量子電腦基於量子力學原理，如疊加和糾纏，提供了一種不同的計算範式。例如，Shor算法用於大數質因數分解和物理系統量子模擬等算法在時間和空間複雜度方面都表現出優於經典計算機的性能。在容錯量子計算機出現之前，變分量子算法（variational quantum algorithms, VQAs）作為噪聲中等規模量子（noisy intermediate-scale quantum, NISQ）機器中的重要算法。研究表明，VQAs能夠進行通用計算，包括量子機器學習、量子化學、解決大規模線性代數問題和組合優化等應用。

一個VQA由一個參數化的量子電路（PQC）組成，並使用古典計算機來優化基於量子計算機輸出的成本函數。優化VQA問題通常是一個NP難問題，需要精心選擇的初始化程序和優化器。傳統上，優化VQAs依賴於手工設計的算法，如一階方法梯度下降或二階方法BFGS算法。此外，手工設計的優化器需要仔細選擇初始參數並進行全局搜索以適應不同的優化問題。為了解決這一問題，Learn to Optimize (L2O) 使用一個小型神經網絡來替代手工設計的優化器，學習針對類似任務分布的最佳優化策略。這個方法利用神經網絡作為通用函數逼近器。以前的文獻顯示基於純古典學習優化器已經證明了它們在類似訓練集的有限案例中作為參數初始化器的性能。

在我們的工作中，我們提出了L2O-g†，一個quantum-aware學習優化器，在優化過程中動態調整參數空間優化和分布空間優化之間的平衡。 L2O-g† 利用富比尼-斯圖迪度量張量（Fubini-Study Metric Tensor, g†）和長短期記憶（LSTM），一種機器學習模型，在參數空間和分布空間優化之間動態調整平衡，自動適應問題的結構。我們從理論上推導出一個受到lookahead優化器啟發的更新方程，通過使用富比尼-斯圖迪度量張量表示的參數空間分布，在快速收斂和泛化之間取得平衡。具體來說，一個可學習的向量在參數空間和分布空間優化之間協調作用。

在實驗上，我們對一系列VQA問題進行了全面的實驗，包括變分量子特徵求解器（VQE）、量子近似優化算法（QAOA）和量子機器學習（QML）任務。我們的結果表明，L2O-g† 不僅在沒有任何超參數調優的情況下優於當前的最先進手工設計優化器（SOTA），而且在分布外泛化能力上也優於以前的L2O優化器，我們僅用一個通用PQC實例訓練L2O-g† 就實現了這一點。我們新提出的quantum-aware學習優化器L2O-g† 在應對VQAs的挑戰中展現了顯著的進步，使其成為NISQ時代的一個有價值的工具。實現代碼和數據可在以下網址獲取：https://github.com/Physics-Morris/L2O-g。

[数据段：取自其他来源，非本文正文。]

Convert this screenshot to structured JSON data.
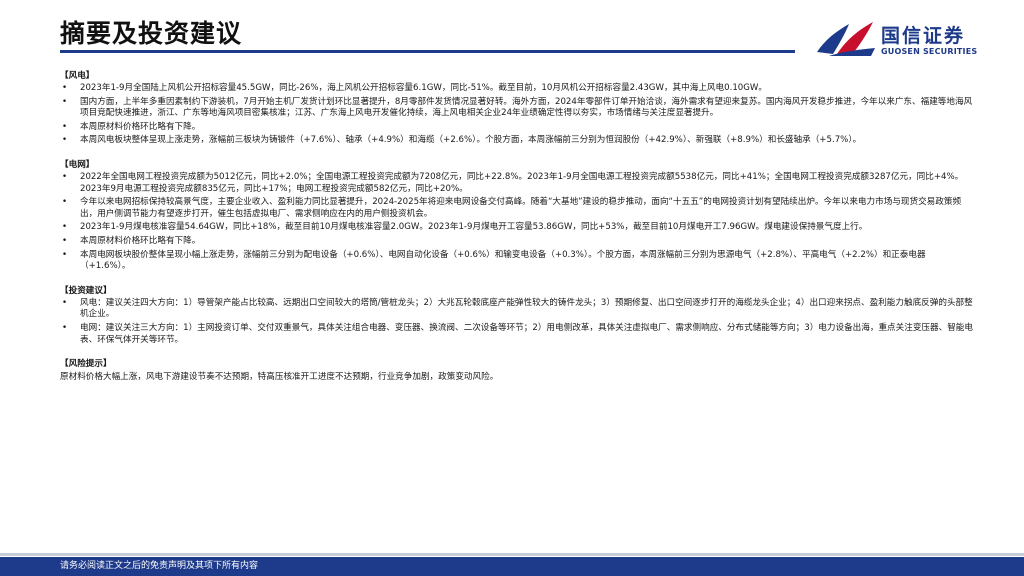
{
  "header": {
    "title": "摘要及投资建议",
    "logo_cn": "国信证券",
    "logo_en": "GUOSEN SECURITIES",
    "brand_blue": "#1e3a8a",
    "brand_red": "#c8102e"
  },
  "sections": {
    "wind": {
      "heading": "【风电】",
      "items": [
        "2023年1-9月全国陆上风机公开招标容量45.5GW，同比-26%，海上风机公开招标容量6.1GW，同比-51%。截至目前，10月风机公开招标容量2.43GW，其中海上风电0.10GW。",
        "国内方面，上半年多重因素制约下游装机，7月开始主机厂发货计划环比显著提升，8月零部件发货情况显著好转。海外方面，2024年零部件订单开始洽谈，海外需求有望迎来复苏。国内海风开发稳步推进，今年以来广东、福建等地海风项目竞配快速推进，浙江、广东等地海风项目密集核准；江苏、广东海上风电开发催化持续，海上风电相关企业24年业绩确定性得以夯实，市场情绪与关注度显著提升。",
        "本周原材料价格环比略有下降。",
        "本周风电板块整体呈现上涨走势，涨幅前三板块为铸锻件（+7.6%）、轴承（+4.9%）和海缆（+2.6%）。个股方面，本周涨幅前三分别为恒润股份（+42.9%）、新强联（+8.9%）和长盛轴承（+5.7%）。"
      ]
    },
    "grid": {
      "heading": "【电网】",
      "items": [
        "2022年全国电网工程投资完成额为5012亿元，同比+2.0%；全国电源工程投资完成额为7208亿元，同比+22.8%。2023年1-9月全国电源工程投资完成额5538亿元，同比+41%；全国电网工程投资完成额3287亿元，同比+4%。2023年9月电源工程投资完成额835亿元，同比+17%；电网工程投资完成额582亿元，同比+20%。",
        "今年以来电网招标保持较高景气度，主要企业收入、盈利能力同比显著提升，2024-2025年将迎来电网设备交付高峰。随着“大基地”建设的稳步推动，面向“十五五”的电网投资计划有望陆续出炉。今年以来电力市场与现货交易政策频出，用户侧调节能力有望逐步打开，催生包括虚拟电厂、需求侧响应在内的用户侧投资机会。",
        "2023年1-9月煤电核准容量54.64GW，同比+18%，截至目前10月煤电核准容量2.0GW。2023年1-9月煤电开工容量53.86GW，同比+53%，截至目前10月煤电开工7.96GW。煤电建设保持景气度上行。",
        "本周原材料价格环比略有下降。",
        "本周电网板块股价整体呈现小幅上涨走势，涨幅前三分别为配电设备（+0.6%）、电网自动化设备（+0.6%）和输变电设备（+0.3%）。个股方面，本周涨幅前三分别为思源电气（+2.8%）、平高电气（+2.2%）和正泰电器（+1.6%）。"
      ]
    },
    "advice": {
      "heading": "【投资建议】",
      "items": [
        "风电：建议关注四大方向：1）导管架产能占比较高、远期出口空间较大的塔筒/管桩龙头；2）大兆瓦轮毂底座产能弹性较大的铸件龙头；3）预期修复、出口空间逐步打开的海缆龙头企业；4）出口迎来拐点、盈利能力触底反弹的头部整机企业。",
        "电网：建议关注三大方向：1）主网投资订单、交付双重景气，具体关注组合电器、变压器、换流阀、二次设备等环节；2）用电侧改革，具体关注虚拟电厂、需求侧响应、分布式储能等方向；3）电力设备出海，重点关注变压器、智能电表、环保气体开关等环节。"
      ]
    },
    "risk": {
      "heading": "【风险提示】",
      "text": "原材料价格大幅上涨，风电下游建设节奏不达预期，特高压核准开工进度不达预期，行业竞争加剧，政策变动风险。"
    }
  },
  "footer": {
    "text": "请务必阅读正文之后的免责声明及其项下所有内容"
  },
  "bullet_glyph": "•"
}
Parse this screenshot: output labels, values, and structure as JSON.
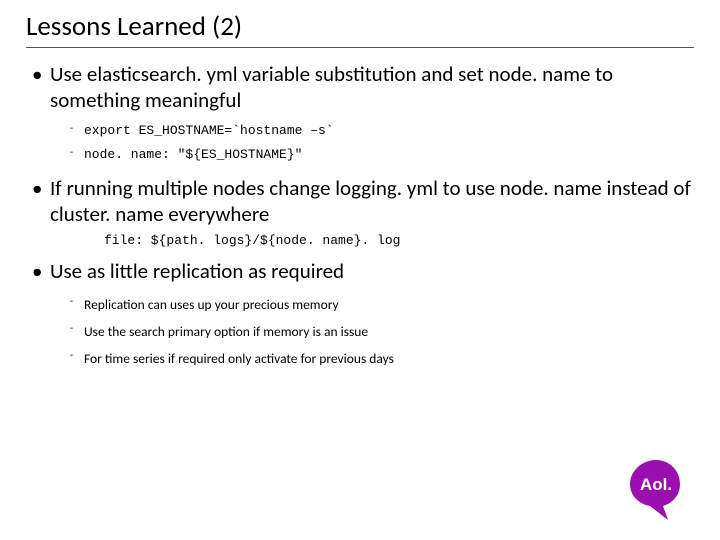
{
  "title": "Lessons Learned (2)",
  "bullets": [
    {
      "text": "Use elasticsearch. yml variable substitution and set node. name to something meaningful",
      "code_subs": [
        "export ES_HOSTNAME=`hostname –s`",
        "node. name: \"${ES_HOSTNAME}\""
      ]
    },
    {
      "text": "If running multiple nodes change logging. yml to use node. name instead of cluster. name everywhere",
      "code_line": "file: ${path. logs}/${node. name}. log"
    },
    {
      "text": "Use as little replication as required",
      "text_subs": [
        "Replication can uses up your precious memory",
        "Use the search primary option if memory is an issue",
        "For time series if required only activate for previous days"
      ]
    }
  ],
  "logo": {
    "name": "Aol.",
    "color": "#9b0fb0"
  }
}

Quantum computers provide a different paradigm of computing based on quantum mechanical principles such as superposition and entanglement. Algorithms like Shor’s algorithm for factoring large numbers and quantum simulations of physical systems have demonstrated superior time and space complexity compared to classical computers. Before the advent of fault-tolerant quantum computers, variational quantum algorithms (VQAs) emerged as crucial algorithms in noisy intermediate-scale quantum (NISQ) machines. VQAs are capable of universal computing, including applications such as quantum machine learning, quantum chemistry, solving large-scale linear algebra problems, and combinatorial optimization. A VQA consists of a parameterized quantum circuit (PQC) and uses a classical computer to optimize the cost function based on the output of the quantum computer. Optimizing VQA problems is generally an NP-hard problem, requiring well-chosen initialization procedures and optimizers. Conventionally, optimizing VQAs relies on hand-designed algorithms such as first-order method gradient descent or second-order method BFGS algorithm. Additionally, a hand-designed optimizer requires a careful choice of initial parameters and a global search for hyperparameters for different optimization problems. To address this issue, learning to optimize (L2O) uses a small neural network to replace the handcrafted optimizer, learning the optimal optimization strategy tailored for a similar distribution of tasks. This approach leverages the intuition of a neural network as a universal function approximator. Several previous works using purely classical learned optimizers have demonstrated their ability to serve as parameter initializers on limited cases similar to their training sets.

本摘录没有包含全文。